İttihatçılar, yenilgi durumunda bile, Ermenistan’ın artık kurulamayacağını biliyorlardı. Fiziki varlığı yok edilen bir halk nasıl devlet kurabilirdi ki? Onlara göre “Hayali Ermenistan” toprağa gömülmüştü. Kemalistlerin de 1929’da Ağrı’da hayali Kürdistan’ı, toprağa gömdüklerini düşünmeleri gibi.

Savaş sonrası imzalanan Sevr Barış Antlaşması, küçük bir Kürdistan yanında büyük bir Ermenistan’ın da oluşumunu öngörüyordu. Ama halkı olmayan hayali bir devlet nasıl oluşturulabilirdi ki? Zaten Sevr Anlaşması’nın en baştan iflas etmesinin asıl nedeni de buydu. Soykırım aynı zamanda, yükseltilmesi istenen ulusal burjuvazi adına bir mülksüzleştirme ameliyesi idi. Mülkiyetin zorla el değiştirmesi sonucu, baskıcı sisteme bağımlı yeni bir burjuva tabakasının yükselişi desteklendi. Madem “Türkiye Türklerin” olacaktı, azınlıkları tasfiye süreci sonuna kadar devam ettirilmeli idi! Kürtlere biçilen kaftan ise, “beyaz soykırım” idi, yani asimilasyon ve “dil-kırım” (linguacide) politikalarının hayata geçirilmesi. Aslında bunun başarılamayacağını, Talat Paşa ile “Ermeni Açılımı”nın Ermeni toplumu adına tartışmasını yapan Erzurum Milletvekili Pastırmacıyan (Armen Garo), anılarında, Talat Paşa ile olan tartışmalarının ayrıntılarını vermektedir.
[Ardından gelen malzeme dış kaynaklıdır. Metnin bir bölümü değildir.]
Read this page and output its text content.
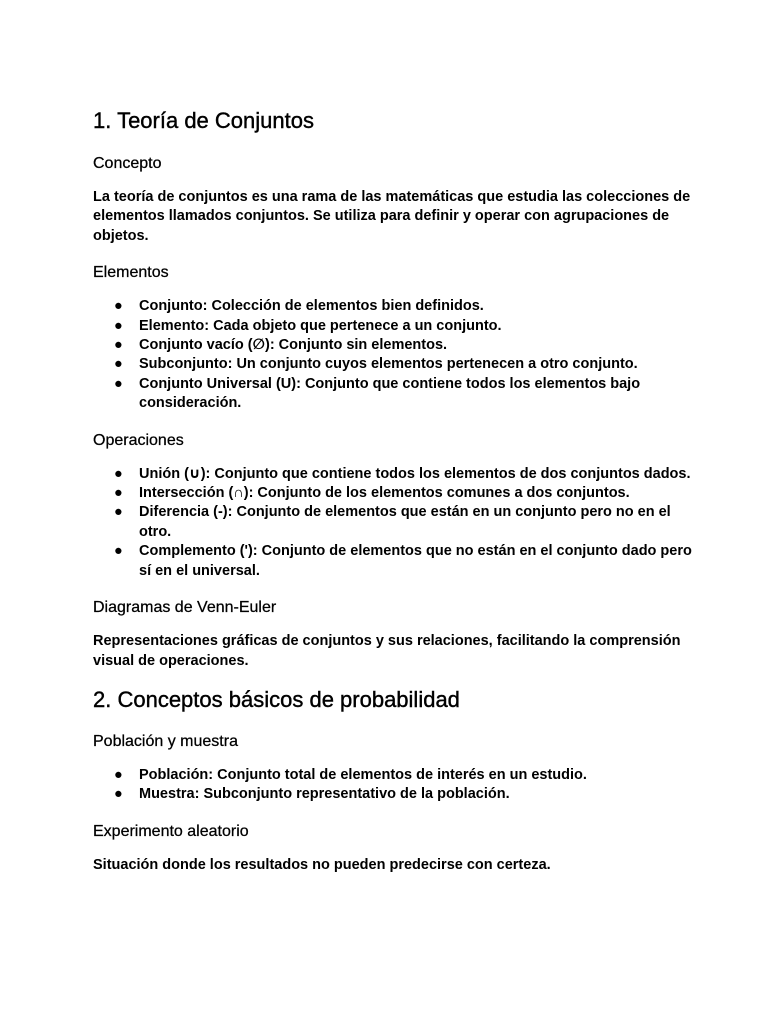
1. Teoría de Conjuntos
Concepto

La teoría de conjuntos es una rama de las matemáticas que estudia las colecciones de elementos llamados conjuntos. Se utiliza para definir y operar con agrupaciones de objetos.

Elementos
● Conjunto: Colección de elementos bien definidos.
● Elemento: Cada objeto que pertenece a un conjunto.
● Conjunto vacío (∅): Conjunto sin elementos.
● Subconjunto: Un conjunto cuyos elementos pertenecen a otro conjunto.
● Conjunto Universal (U): Conjunto que contiene todos los elementos bajo consideración.
Operaciones
● Unión (∪): Conjunto que contiene todos los elementos de dos conjuntos dados.
● Intersección (∩): Conjunto de los elementos comunes a dos conjuntos.
● Diferencia (-): Conjunto de elementos que están en un conjunto pero no en el otro.
● Complemento ('): Conjunto de elementos que no están en el conjunto dado pero sí en el universal.
Diagramas de Venn-Euler

Representaciones gráficas de conjuntos y sus relaciones, facilitando la comprensión visual de operaciones.

2. Conceptos básicos de probabilidad
Población y muestra
● Población: Conjunto total de elementos de interés en un estudio.
● Muestra: Subconjunto representativo de la población.
Experimento aleatorio

Situación donde los resultados no pueden predecirse con certeza.
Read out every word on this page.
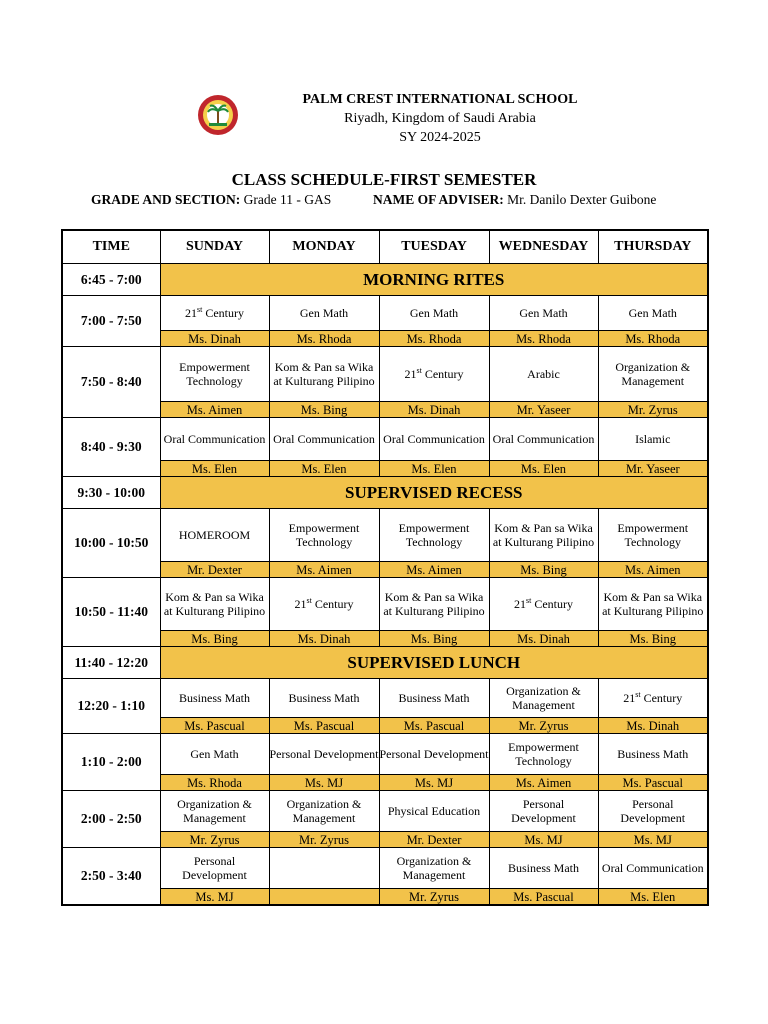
PALM CREST INTERNATIONAL SCHOOL
Riyadh, Kingdom of Saudi Arabia
SY 2024-2025
CLASS SCHEDULE-FIRST SEMESTER
GRADE AND SECTION: Grade 11 - GAS	NAME OF ADVISER: Mr. Danilo Dexter Guibone
TIME	SUNDAY	MONDAY	TUESDAY	WEDNESDAY	THURSDAY
6:45 - 7:00	MORNING RITES				
7:00 - 7:50	21st Century	Gen Math	Gen Math	Gen Math	Gen Math
	Ms. Dinah	Ms. Rhoda	Ms. Rhoda	Ms. Rhoda	Ms. Rhoda
7:50 - 8:40	Empowerment Technology	Kom & Pan sa Wika at Kulturang Pilipino	21st Century	Arabic	Organization & Management
	Ms. Aimen	Ms. Bing	Ms. Dinah	Mr. Yaseer	Mr. Zyrus
8:40 - 9:30	Oral Communication	Oral Communication	Oral Communication	Oral Communication	Islamic
	Ms. Elen	Ms. Elen	Ms. Elen	Ms. Elen	Mr. Yaseer
9:30 - 10:00	SUPERVISED RECESS				
10:00 - 10:50	HOMEROOM	Empowerment Technology	Empowerment Technology	Kom & Pan sa Wika at Kulturang Pilipino	Empowerment Technology
	Mr. Dexter	Ms. Aimen	Ms. Aimen	Ms. Bing	Ms. Aimen
10:50 - 11:40	Kom & Pan sa Wika at Kulturang Pilipino	21st Century	Kom & Pan sa Wika at Kulturang Pilipino	21st Century	Kom & Pan sa Wika at Kulturang Pilipino
	Ms. Bing	Ms. Dinah	Ms. Bing	Ms. Dinah	Ms. Bing
11:40 - 12:20	SUPERVISED LUNCH				
12:20 - 1:10	Business Math	Business Math	Business Math	Organization & Management	21st Century
	Ms. Pascual	Ms. Pascual	Ms. Pascual	Mr. Zyrus	Ms. Dinah
1:10 - 2:00	Gen Math	Personal Development	Personal Development	Empowerment Technology	Business Math
	Ms. Rhoda	Ms. MJ	Ms. MJ	Ms. Aimen	Ms. Pascual
2:00 - 2:50	Organization & Management	Organization & Management	Physical Education	Personal Development	Personal Development
	Mr. Zyrus	Mr. Zyrus	Mr. Dexter	Ms. MJ	Ms. MJ
2:50 - 3:40	Personal Development		Organization & Management	Business Math	Oral Communication
	Ms. MJ		Mr. Zyrus	Ms. Pascual	Ms. Elen
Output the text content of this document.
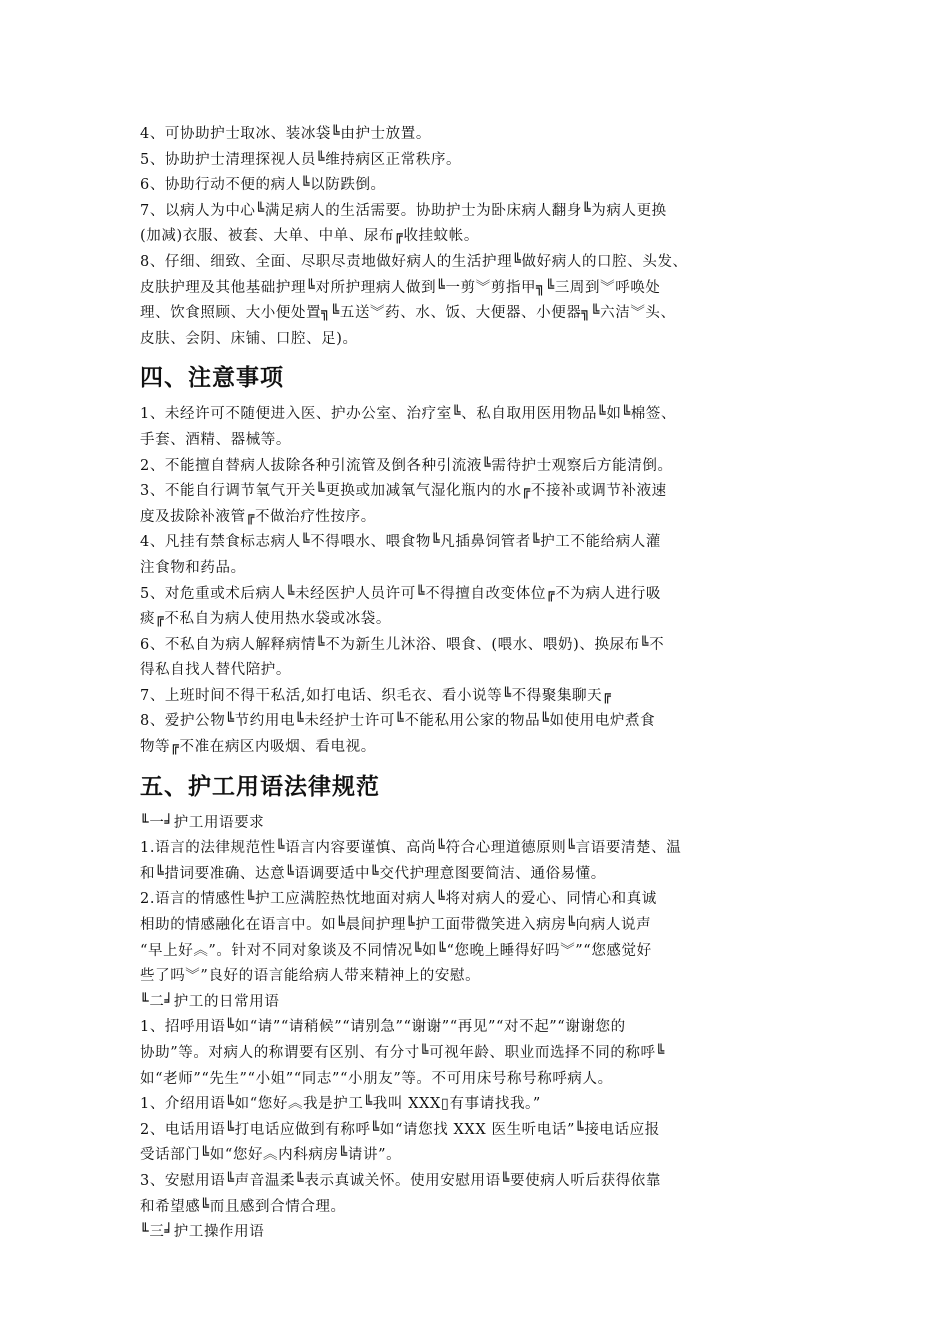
4、可协助护士取冰、装冰袋╚由护士放置。
5、协助护士清理探视人员╚维持病区正常秩序。
6、协助行动不便的病人╚以防跌倒。
7、以病人为中心╚满足病人的生活需要。协助护士为卧床病人翻身╚为病人更换
(加减)衣服、被套、大单、中单、尿布╔收挂蚊帐。
8、仔细、细致、全面、尽职尽责地做好病人的生活护理╚做好病人的口腔、头发、
皮肤护理及其他基础护理╚对所护理病人做到╚一剪︾剪指甲╗╚三周到︾呼唤处
理、饮食照顾、大小便处置╗╚五送︾药、水、饭、大便器、小便器╗╚六洁︾头、
皮肤、会阴、床铺、口腔、足)。
四、注意事项
1、未经许可不随便进入医、护办公室、治疗室╚、私自取用医用物品╚如╚棉签、
手套、酒精、器械等。
2、不能擅自替病人拔除各种引流管及倒各种引流液╚需待护士观察后方能清倒。
3、不能自行调节氧气开关╚更换或加减氧气湿化瓶内的水╔不接补或调节补液速
度及拔除补液管╔不做治疗性按序。
4、凡挂有禁食标志病人╚不得喂水、喂食物╚凡插鼻饲管者╚护工不能给病人灌
注食物和药品。
5、对危重或术后病人╚未经医护人员许可╚不得擅自改变体位╔不为病人进行吸
痰╔不私自为病人使用热水袋或冰袋。
6、不私自为病人解释病情╚不为新生儿沐浴、喂食、(喂水、喂奶)、换尿布╚不
得私自找人替代陪护。
7、上班时间不得干私活,如打电话、织毛衣、看小说等╚不得聚集聊天╔
8、爱护公物╚节约用电╚未经护士许可╚不能私用公家的物品╚如使用电炉煮食
物等╔不准在病区内吸烟、看电视。
五、护工用语法律规范
╙一╛护工用语要求
1.语言的法律规范性╚语言内容要谨慎、高尚╚符合心理道德原则╚言语要清楚、温
和╚措词要准确、达意╚语调要适中╚交代护理意图要简洁、通俗易懂。
2.语言的情感性╚护工应满腔热忱地面对病人╚将对病人的爱心、同情心和真诚
相助的情感融化在语言中。如╚晨间护理╚护工面带微笑进入病房╚向病人说声
“早上好︽”。针对不同对象谈及不同情况╚如╚“您晚上睡得好吗︾”“您感觉好
些了吗︾”良好的语言能给病人带来精神上的安慰。
╙二╛护工的日常用语
1、招呼用语╚如“请”“请稍候”“请别急”“谢谢”“再见”“对不起”“谢谢您的
协助”等。对病人的称谓要有区别、有分寸╚可视年龄、职业而选择不同的称呼╚
如“老师”“先生”“小姐”“同志”“小朋友”等。不可用床号称号称呼病人。
1、介绍用语╚如“您好︽我是护工╚我叫 XXX▯有事请找我。”
2、电话用语╚打电话应做到有称呼╚如“请您找 XXX 医生听电话”╚接电话应报
受话部门╚如“您好︽内科病房╚请讲”。
3、安慰用语╚声音温柔╚表示真诚关怀。使用安慰用语╚要使病人听后获得依靠
和希望感╚而且感到合情合理。
╙三╛护工操作用语
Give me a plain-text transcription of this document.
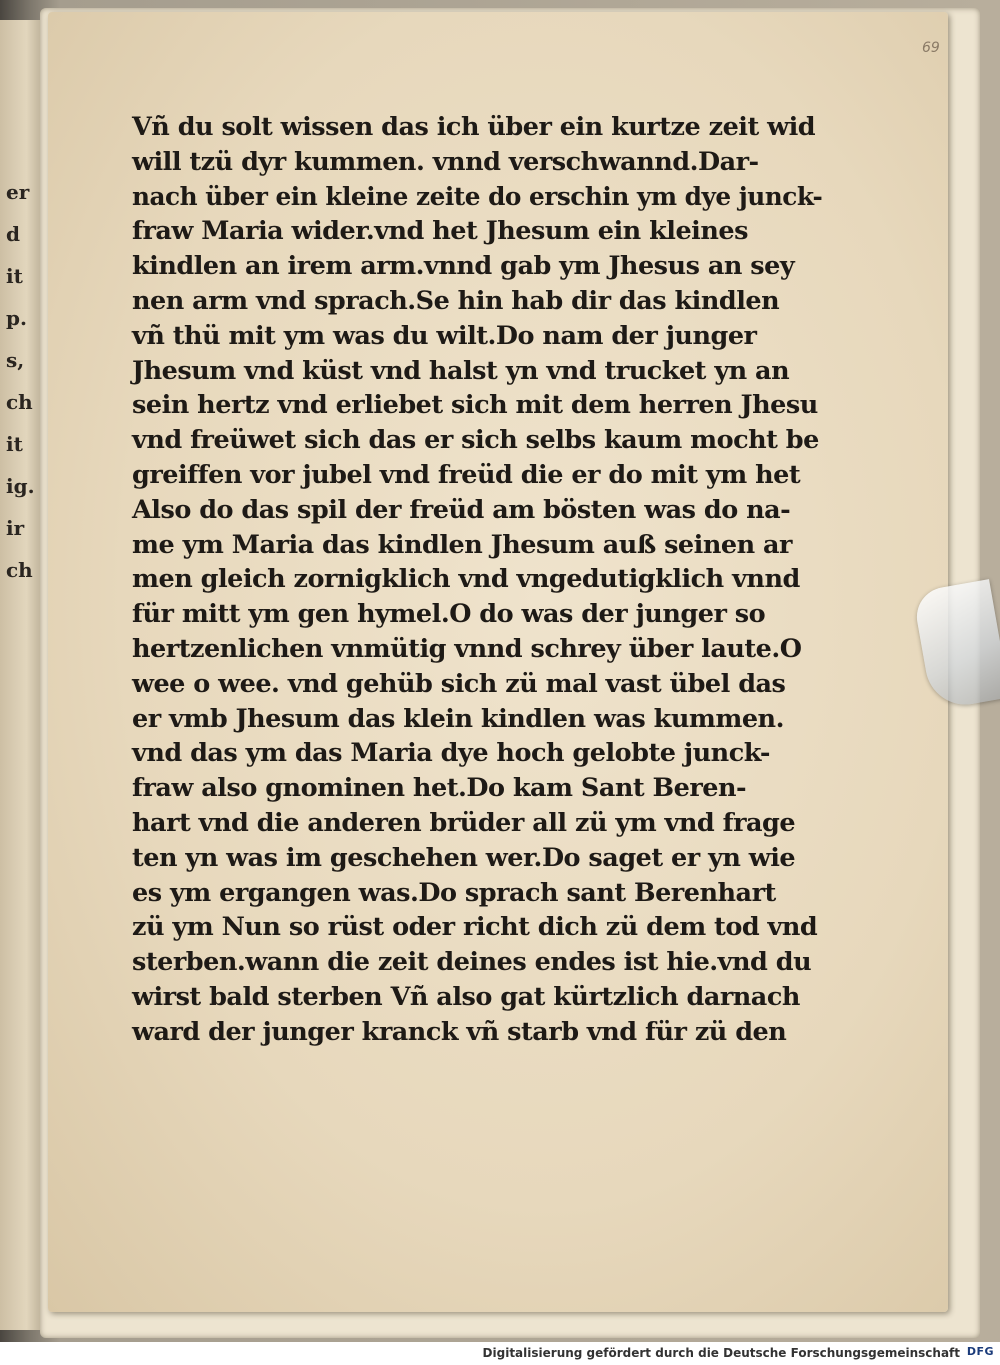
er
d
it
p.
s,
ch
it
ig.
ir
ch
69
Vñ du solt wissen das ich über ein kurtze zeit wid
will tzü dyr kummen. vnnd verschwannd.Dar-
nach über ein kleine zeite do erschin ym dye junck-
fraw Maria wider.vnd het Jhesum ein kleines
kindlen an irem arm.vnnd gab ym Jhesus an sey
nen arm vnd sprach.Se hin hab dir das kindlen
vñ thü mit ym was du wilt.Do nam der junger
Jhesum vnd küst vnd halst yn vnd trucket yn an
sein hertz vnd erliebet sich mit dem herren Jhesu
vnd freüwet sich das er sich selbs kaum mocht be
greiffen vor jubel vnd freüd die er do mit ym het
Also do das spil der freüd am bösten was do na-
me ym Maria das kindlen Jhesum auß seinen ar
men gleich zornigklich vnd vngedutigklich vnnd
für mitt ym gen hymel.O do was der junger so
hertzenlichen vnmütig vnnd schrey über laute.O
wee o wee. vnd gehüb sich zü mal vast übel das
er vmb Jhesum das klein kindlen was kummen.
vnd das ym das Maria dye hoch gelobte junck-
fraw also gnominen het.Do kam Sant Beren-
hart vnd die anderen brüder all zü ym vnd frage
ten yn was im geschehen wer.Do saget er yn wie
es ym ergangen was.Do sprach sant Berenhart
zü ym Nun so rüst oder richt dich zü dem tod vnd
sterben.wann die zeit deines endes ist hie.vnd du
wirst bald sterben Vñ also gat kürtzlich darnach
ward der junger kranck vñ starb vnd für zü den
Digitalisierung gefördert durch die Deutsche Forschungsgemeinschaft DFG
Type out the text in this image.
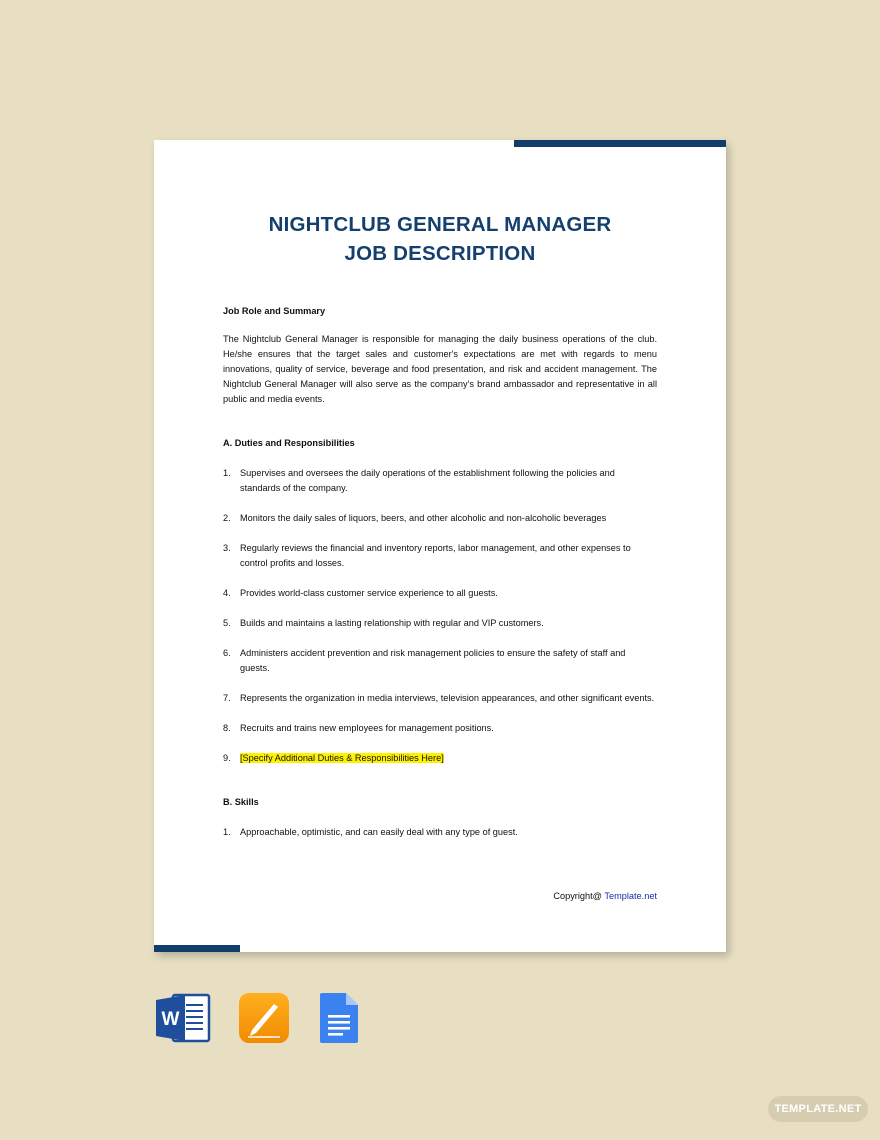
NIGHTCLUB GENERAL MANAGER
JOB DESCRIPTION
Job Role and Summary

The Nightclub General Manager is responsible for managing the daily business operations of the club. He/she ensures that the target sales and customer's expectations are met with regards to menu innovations, quality of service, beverage and food presentation, and risk and accident management. The Nightclub General Manager will also serve as the company's brand ambassador and representative in all public and media events.

A. Duties and Responsibilities
1.	Supervises and oversees the daily operations of the establishment following the policies and standards of the company.
2.	Monitors the daily sales of liquors, beers, and other alcoholic and non-alcoholic beverages
3.	Regularly reviews the financial and inventory reports, labor management, and other expenses to control profits and losses.
4.	Provides world-class customer service experience to all guests.
5.	Builds and maintains a lasting relationship with regular and VIP customers.
6.	Administers accident prevention and risk management policies to ensure the safety of staff and guests.
7.	Represents the organization in media interviews, television appearances, and other significant events.
8.	Recruits and trains new employees for management positions.
9.	[Specify Additional Duties & Responsibilities Here]
B. Skills
1.	Approachable, optimistic, and can easily deal with any type of guest.
Copyright@ Template.net
W
TEMPLATE.NET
Garo, Ermeni halkını tasfiye etmeye kararlı olduklarını anladığını, Araplarla federasyon kurmak istediklerini, Kürtleri ise asimile etmeyi planladıklarını, ama bunun olanaksız olduğunu belirtir. (Bak: Armen Garo’nun Anıları, “Osmanlı Bankası.” Türkçesi: Attila Tuygan, Belge Yayınları 2009)

Kürt sorununun günümüzdeki çözümsüzlüğü Garo’nun öngörüsünü doğruladı.